- From: Norm Tovey-Walsh <norm@saxonica.com>
- Date: Sat, 04 Nov 2023 09:46:13 +0000
- To: ixml <public-ixml@w3.org>
- Message-ID: <m2cywp3k6i.fsf@saxonica.com>
Good morning.
Consider the following grammar for an odd little iXML-like language:
S = s, alts.
alts = alt++(';', s).
alt = term**(',', s).
term = ('a' ; 'b'), s.
-s = (-' '|comment)*.
comment = -'{', ~[{}]*, -'}'.
This comes from a unit test. (I can’t actually recall what I was
testing, but this was some minimal subset of iXML that demonstrated a
bug.)
That’s not the interesting part. The interesting part is the
easy-to-overlook error. I’ll give you a moment to see if you can spot
it.
S P O I L E R B R E A K
Here’s a hint. It’s in this rule: comment = -'{', ~[{}]*, -'}'.
That middle bit is a exclusion that contains an empty comment, not an
exclusion that excludes ‘{‘ and ‘}’. The input for this unit test is
“a;{comment} b” so the difference between “any character at all” and
“any character except ‘{‘ or ‘}’” never comes into play.
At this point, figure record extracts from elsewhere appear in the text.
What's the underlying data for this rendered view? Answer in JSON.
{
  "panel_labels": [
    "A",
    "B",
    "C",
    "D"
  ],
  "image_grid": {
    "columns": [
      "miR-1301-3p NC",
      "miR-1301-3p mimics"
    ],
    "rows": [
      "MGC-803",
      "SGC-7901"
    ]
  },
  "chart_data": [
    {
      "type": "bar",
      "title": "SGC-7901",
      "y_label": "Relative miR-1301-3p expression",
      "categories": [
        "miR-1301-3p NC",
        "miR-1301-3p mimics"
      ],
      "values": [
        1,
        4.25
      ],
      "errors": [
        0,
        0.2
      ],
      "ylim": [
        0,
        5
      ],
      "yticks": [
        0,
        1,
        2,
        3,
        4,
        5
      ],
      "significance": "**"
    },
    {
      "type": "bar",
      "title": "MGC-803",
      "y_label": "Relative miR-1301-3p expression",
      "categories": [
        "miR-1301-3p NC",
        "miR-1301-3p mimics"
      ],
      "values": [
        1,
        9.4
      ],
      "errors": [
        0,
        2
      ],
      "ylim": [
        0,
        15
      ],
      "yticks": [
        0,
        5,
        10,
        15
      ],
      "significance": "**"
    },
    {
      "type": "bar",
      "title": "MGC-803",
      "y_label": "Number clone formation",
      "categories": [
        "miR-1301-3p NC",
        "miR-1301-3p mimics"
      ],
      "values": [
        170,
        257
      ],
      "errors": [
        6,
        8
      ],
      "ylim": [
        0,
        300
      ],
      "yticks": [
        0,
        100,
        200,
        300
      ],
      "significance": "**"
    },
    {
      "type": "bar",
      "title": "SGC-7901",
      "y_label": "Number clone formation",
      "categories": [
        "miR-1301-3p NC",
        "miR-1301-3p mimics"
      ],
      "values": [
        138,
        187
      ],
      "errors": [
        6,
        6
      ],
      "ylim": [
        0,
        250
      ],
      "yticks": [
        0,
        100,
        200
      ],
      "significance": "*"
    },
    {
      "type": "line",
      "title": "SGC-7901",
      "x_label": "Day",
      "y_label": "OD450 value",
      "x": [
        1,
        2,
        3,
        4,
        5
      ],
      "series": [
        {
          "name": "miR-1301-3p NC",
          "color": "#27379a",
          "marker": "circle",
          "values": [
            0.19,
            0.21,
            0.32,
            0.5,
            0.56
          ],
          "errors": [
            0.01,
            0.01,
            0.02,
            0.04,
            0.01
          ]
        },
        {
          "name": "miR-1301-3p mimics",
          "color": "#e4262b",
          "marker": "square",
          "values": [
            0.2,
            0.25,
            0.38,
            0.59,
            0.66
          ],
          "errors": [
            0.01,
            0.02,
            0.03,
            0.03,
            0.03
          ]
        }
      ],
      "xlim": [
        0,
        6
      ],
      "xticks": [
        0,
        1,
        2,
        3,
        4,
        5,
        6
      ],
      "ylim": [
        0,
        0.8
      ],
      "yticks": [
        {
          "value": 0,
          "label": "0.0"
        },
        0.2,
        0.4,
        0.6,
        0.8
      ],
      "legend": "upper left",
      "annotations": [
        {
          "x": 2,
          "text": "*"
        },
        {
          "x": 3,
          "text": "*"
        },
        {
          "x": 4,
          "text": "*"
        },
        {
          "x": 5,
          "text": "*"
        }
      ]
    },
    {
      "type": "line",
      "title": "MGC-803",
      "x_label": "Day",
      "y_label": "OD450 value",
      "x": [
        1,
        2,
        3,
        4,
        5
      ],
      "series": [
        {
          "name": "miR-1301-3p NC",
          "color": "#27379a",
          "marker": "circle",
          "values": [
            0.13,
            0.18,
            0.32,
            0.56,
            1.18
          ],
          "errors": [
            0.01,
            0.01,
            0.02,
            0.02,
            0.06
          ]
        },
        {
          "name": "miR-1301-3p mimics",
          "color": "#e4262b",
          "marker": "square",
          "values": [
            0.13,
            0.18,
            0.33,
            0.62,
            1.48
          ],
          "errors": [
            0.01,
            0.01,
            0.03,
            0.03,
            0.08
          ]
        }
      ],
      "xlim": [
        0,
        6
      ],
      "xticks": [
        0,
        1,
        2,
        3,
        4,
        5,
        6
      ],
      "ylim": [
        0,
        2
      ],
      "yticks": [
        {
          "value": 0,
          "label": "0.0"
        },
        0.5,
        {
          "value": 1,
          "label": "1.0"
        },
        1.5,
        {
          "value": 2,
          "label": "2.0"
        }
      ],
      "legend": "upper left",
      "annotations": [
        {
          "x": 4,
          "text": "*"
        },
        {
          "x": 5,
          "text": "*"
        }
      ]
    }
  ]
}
Because we’re all used to reading regular expressions, it’s really
*really* easy to misread character sets. “[{}]” just isn’t what you
think it is. Neither is “["cat"|"dog"]”. I’m not sure we can do anything
about it at this point though. We could exclude comments from character
sets, but I don’t think that would be a very good trade-off, really.
Be seeing you,
norm
--
Norm Tovey-Walsh
Saxonica
Received on Saturday, 4 November 2023 10:08:31 UTC